Now let us subdivide the cluster of non-athletes.

In [18]:
# Bipartition the cluster of non-athletes
left_child_non_athletes, right_child_non_athletes = bipartition(non_athletes, maxiter=100, num_runs=6, seed=1)

In [19]:
display_single_tf_idf_cluster(left_child_non_athletes, map_index_to_word)

zyntherius:0.016 zyuganovs:0.013 zwolsman:0.013 zupan:0.012 zx81:0.012 
* Barry Sullivan (lawyer)                            0.97227
  barry sullivan is a chicago lawyer and as of july 1 2009 the cooney conway chair in advoca
  cy at loyola university chicago school of law
* Kayee Griffin                                      0.97444
  kayee frances griffin born 6 february 1950 is an australian politician and former australi
  an labor party member of the new south wales legislative council serving
* Christine Robertson                                0.97450
  christine mary robertson born 5 october 1948 is an australian politician and former austra
  lian labor party member of the new south wales legislative council serving
* James A. Joseph                                    0.97464
  james a joseph born 1935 is an american former diplomatjoseph is professor of the practice
   of public policy studies at duke university and founder of
* David Anderson (British Columbia politician)    

In [20]:
display_single_tf_idf_cluster(right_child_non_athletes, map_index_to_word)

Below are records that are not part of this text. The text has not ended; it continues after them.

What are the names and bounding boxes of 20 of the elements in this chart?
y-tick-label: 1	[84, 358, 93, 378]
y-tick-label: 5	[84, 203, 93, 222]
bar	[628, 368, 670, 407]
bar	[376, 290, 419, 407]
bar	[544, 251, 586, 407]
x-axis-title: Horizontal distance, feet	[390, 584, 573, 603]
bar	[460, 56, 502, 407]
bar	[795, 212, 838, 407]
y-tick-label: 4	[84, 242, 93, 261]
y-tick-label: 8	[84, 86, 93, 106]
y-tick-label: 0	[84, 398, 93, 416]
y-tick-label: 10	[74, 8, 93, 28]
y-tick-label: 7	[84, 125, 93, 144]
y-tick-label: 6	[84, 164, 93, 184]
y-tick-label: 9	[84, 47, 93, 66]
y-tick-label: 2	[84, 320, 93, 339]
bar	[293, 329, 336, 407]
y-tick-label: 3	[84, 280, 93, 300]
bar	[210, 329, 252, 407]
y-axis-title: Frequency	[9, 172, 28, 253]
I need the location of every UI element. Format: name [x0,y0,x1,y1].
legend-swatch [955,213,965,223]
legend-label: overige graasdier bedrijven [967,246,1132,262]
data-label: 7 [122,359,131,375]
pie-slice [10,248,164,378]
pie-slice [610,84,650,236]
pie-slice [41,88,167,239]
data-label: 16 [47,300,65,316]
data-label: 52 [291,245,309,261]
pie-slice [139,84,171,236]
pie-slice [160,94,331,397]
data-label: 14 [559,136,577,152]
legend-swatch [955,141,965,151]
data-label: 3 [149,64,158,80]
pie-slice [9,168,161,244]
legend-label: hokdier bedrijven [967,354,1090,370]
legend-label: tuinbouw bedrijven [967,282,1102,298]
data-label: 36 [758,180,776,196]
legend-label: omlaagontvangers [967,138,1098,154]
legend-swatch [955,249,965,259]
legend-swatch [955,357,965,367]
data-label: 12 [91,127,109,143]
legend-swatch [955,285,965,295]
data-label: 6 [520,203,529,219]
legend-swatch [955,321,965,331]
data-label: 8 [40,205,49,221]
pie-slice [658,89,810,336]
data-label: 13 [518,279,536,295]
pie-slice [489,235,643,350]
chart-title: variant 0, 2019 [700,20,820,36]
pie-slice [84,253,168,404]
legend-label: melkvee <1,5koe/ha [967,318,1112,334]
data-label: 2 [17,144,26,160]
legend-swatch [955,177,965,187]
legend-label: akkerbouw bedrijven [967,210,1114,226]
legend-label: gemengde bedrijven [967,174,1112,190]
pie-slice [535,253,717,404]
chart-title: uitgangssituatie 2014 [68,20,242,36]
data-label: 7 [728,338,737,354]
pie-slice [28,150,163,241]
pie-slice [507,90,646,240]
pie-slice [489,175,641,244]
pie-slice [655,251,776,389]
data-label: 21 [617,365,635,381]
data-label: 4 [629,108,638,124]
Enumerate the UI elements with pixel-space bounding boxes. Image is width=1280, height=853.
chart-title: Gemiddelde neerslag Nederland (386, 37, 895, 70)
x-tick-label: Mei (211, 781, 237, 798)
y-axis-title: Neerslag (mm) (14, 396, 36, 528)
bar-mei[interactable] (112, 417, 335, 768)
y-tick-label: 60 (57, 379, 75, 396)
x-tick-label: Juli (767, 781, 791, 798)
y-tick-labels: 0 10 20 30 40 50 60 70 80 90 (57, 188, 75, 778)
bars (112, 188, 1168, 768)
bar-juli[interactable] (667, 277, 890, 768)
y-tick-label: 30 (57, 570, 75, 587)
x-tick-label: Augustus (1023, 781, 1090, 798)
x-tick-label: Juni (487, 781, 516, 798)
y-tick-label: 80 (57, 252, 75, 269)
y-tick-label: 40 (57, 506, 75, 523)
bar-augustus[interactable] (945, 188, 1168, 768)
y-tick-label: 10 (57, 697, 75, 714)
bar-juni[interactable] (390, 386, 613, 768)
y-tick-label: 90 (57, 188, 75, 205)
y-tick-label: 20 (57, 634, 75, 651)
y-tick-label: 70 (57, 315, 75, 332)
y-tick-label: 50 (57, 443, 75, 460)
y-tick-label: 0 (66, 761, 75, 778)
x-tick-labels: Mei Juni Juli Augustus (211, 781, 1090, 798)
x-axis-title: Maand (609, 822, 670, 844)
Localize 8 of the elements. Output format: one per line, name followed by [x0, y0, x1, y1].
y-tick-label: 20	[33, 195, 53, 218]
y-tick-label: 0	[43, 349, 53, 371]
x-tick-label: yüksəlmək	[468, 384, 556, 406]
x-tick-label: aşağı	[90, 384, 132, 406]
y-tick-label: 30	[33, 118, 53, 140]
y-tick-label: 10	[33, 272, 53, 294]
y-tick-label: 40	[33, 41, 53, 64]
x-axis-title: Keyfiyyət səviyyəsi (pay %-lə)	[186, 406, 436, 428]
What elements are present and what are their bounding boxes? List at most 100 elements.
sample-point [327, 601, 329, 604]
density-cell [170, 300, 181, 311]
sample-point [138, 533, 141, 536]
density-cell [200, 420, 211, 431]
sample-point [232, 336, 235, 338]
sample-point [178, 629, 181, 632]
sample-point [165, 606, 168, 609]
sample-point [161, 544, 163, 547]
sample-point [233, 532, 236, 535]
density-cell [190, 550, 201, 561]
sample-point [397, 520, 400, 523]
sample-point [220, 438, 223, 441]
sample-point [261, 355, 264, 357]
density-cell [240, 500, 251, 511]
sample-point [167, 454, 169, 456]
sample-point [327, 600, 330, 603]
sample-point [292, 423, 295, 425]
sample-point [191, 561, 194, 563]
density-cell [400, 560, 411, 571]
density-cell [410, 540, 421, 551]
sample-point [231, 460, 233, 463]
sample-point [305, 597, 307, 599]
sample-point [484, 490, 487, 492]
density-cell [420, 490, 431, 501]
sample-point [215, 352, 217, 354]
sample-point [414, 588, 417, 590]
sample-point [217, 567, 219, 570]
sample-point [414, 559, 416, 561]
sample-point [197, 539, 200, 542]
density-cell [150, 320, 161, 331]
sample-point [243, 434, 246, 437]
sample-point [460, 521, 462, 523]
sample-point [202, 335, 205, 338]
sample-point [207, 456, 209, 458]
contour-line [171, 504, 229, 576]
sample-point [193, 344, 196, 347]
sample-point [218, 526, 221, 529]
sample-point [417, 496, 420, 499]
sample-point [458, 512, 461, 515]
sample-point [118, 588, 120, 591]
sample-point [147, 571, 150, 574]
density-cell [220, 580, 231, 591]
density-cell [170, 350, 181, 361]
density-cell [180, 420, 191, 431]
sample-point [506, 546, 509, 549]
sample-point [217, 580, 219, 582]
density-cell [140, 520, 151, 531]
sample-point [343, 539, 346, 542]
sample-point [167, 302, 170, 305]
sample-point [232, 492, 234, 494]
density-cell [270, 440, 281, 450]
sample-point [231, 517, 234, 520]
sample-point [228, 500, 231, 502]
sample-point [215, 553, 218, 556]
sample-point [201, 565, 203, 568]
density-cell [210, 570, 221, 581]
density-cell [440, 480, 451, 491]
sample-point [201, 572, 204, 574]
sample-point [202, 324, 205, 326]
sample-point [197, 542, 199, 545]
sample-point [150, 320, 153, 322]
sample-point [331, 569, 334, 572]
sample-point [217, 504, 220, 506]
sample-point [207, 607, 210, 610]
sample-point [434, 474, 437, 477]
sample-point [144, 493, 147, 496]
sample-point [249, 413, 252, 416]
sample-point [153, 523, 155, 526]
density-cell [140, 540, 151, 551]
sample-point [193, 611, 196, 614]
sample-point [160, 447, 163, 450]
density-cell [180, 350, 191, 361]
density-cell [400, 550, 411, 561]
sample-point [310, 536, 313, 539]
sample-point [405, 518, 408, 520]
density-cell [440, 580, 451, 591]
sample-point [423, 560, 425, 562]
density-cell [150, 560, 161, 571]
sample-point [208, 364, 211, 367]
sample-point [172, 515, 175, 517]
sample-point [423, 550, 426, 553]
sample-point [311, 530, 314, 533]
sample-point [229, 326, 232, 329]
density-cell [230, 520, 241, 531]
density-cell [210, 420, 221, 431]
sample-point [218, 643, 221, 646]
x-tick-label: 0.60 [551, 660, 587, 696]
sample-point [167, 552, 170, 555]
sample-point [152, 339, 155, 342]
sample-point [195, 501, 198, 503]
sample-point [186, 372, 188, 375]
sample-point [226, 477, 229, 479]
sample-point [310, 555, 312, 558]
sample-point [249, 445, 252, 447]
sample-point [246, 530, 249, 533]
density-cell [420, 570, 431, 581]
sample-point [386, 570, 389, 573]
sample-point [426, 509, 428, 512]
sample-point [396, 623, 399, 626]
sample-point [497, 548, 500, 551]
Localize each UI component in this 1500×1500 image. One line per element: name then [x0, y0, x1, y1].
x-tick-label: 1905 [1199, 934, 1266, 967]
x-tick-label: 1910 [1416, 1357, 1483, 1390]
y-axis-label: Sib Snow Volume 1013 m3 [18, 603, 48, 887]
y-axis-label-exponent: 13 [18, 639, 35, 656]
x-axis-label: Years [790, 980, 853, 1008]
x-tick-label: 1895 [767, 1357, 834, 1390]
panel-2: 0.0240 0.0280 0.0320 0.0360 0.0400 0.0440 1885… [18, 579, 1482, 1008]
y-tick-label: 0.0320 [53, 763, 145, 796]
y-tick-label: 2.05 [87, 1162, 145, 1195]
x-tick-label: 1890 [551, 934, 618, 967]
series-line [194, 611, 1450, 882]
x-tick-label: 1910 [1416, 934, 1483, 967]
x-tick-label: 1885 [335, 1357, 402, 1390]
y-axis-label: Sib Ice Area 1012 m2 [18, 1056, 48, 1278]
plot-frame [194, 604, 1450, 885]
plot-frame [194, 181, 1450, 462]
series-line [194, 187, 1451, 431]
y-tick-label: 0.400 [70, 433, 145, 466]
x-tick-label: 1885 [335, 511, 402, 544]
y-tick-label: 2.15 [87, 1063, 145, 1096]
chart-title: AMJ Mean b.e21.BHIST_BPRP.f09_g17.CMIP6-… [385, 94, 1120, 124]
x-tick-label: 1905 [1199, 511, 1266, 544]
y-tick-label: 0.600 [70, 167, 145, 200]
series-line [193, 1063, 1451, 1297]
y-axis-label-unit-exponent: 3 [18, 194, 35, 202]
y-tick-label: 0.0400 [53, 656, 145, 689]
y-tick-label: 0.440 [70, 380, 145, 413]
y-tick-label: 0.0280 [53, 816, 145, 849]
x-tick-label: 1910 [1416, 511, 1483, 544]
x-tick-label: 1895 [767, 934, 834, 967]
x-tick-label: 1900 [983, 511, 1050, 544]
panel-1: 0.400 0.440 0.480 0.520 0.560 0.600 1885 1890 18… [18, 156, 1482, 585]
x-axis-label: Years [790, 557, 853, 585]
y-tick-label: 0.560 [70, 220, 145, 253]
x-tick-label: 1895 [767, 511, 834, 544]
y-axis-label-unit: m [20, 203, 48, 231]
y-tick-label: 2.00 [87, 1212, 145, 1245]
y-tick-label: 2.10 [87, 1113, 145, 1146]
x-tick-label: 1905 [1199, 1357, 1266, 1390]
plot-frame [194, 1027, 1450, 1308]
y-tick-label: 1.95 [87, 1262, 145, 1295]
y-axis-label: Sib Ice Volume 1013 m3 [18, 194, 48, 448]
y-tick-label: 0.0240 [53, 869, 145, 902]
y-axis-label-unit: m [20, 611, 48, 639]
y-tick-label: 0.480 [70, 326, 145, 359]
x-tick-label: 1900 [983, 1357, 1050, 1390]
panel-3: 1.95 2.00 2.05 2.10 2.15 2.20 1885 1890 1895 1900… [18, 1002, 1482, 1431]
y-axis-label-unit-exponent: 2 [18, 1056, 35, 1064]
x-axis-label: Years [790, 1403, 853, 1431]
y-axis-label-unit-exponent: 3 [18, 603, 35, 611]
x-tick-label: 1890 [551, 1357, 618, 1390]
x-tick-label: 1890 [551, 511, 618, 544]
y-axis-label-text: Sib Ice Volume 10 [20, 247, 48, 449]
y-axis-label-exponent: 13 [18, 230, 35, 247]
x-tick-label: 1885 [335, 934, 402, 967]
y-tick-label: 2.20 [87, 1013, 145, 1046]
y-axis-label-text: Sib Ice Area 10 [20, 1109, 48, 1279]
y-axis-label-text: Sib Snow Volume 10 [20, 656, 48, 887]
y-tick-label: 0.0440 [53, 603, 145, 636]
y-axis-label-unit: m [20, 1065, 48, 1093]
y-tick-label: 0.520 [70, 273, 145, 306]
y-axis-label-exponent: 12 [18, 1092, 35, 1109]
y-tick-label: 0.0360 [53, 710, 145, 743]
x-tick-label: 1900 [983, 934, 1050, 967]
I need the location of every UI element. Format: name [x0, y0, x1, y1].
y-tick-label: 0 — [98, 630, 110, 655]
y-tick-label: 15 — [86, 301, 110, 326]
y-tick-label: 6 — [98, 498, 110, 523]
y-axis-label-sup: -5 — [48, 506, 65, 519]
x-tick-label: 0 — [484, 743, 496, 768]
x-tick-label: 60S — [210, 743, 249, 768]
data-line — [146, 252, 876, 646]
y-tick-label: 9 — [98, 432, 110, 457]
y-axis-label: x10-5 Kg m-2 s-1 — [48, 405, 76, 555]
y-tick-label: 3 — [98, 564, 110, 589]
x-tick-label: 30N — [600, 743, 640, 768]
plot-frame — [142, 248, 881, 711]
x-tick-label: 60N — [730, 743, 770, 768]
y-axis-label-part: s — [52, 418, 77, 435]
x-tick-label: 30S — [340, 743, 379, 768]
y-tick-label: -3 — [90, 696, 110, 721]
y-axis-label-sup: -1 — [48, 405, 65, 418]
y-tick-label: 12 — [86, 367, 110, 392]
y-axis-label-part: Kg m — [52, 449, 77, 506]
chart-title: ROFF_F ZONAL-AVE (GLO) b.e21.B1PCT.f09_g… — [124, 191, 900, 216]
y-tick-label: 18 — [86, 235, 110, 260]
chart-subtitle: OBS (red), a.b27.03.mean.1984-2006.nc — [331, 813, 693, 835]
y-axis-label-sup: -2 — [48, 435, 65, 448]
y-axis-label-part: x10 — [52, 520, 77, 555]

zwolsman:0.039 zx10r:0.030 zwigoff:0.023 zwacksalles:0.021 zupanprofessor:0.015 
* Madonna (entertainer)                              0.96092
  madonna louise ciccone tkoni born august 16 1958 is an american singer songwriter actress 
  and businesswoman she achieved popularity by pushing the boundaries of lyrical
* Janet Jackson                                      0.96153
  janet damita jo jackson born may 16 1966 is an american singer songwriter and actress know
  n for a series of sonically innovative socially conscious and
* Cher                                               0.96540
  cher r born cherilyn sarkisian may 20 1946 is an american singer actress and television ho
  st described as embodying female autonomy in a maledominated industry
* Laura Smith                                        0.96600
  laura smith is a canadian folk singersongwriter she is best known for her 1995 single shad
  e of your love one of the years biggest hits
* Natashia Williams                    

Neither of the clusters show clear topics, apart from the genders. Let us divide them further.

In [21]:
male_non_athletes = left_child_non_athletes
female_non_athletes = right_child_non_athletes

**Quiz Question**. Let us bipartition the clusters `male_non_athletes` and `female_non_athletes`. Which diagram best describes the resulting hierarchy of clusters for the non-athletes? Refer to the quiz for the diagrams.

**Note**. Use `maxiter=100, num_runs=6, seed=1` for consistency of output.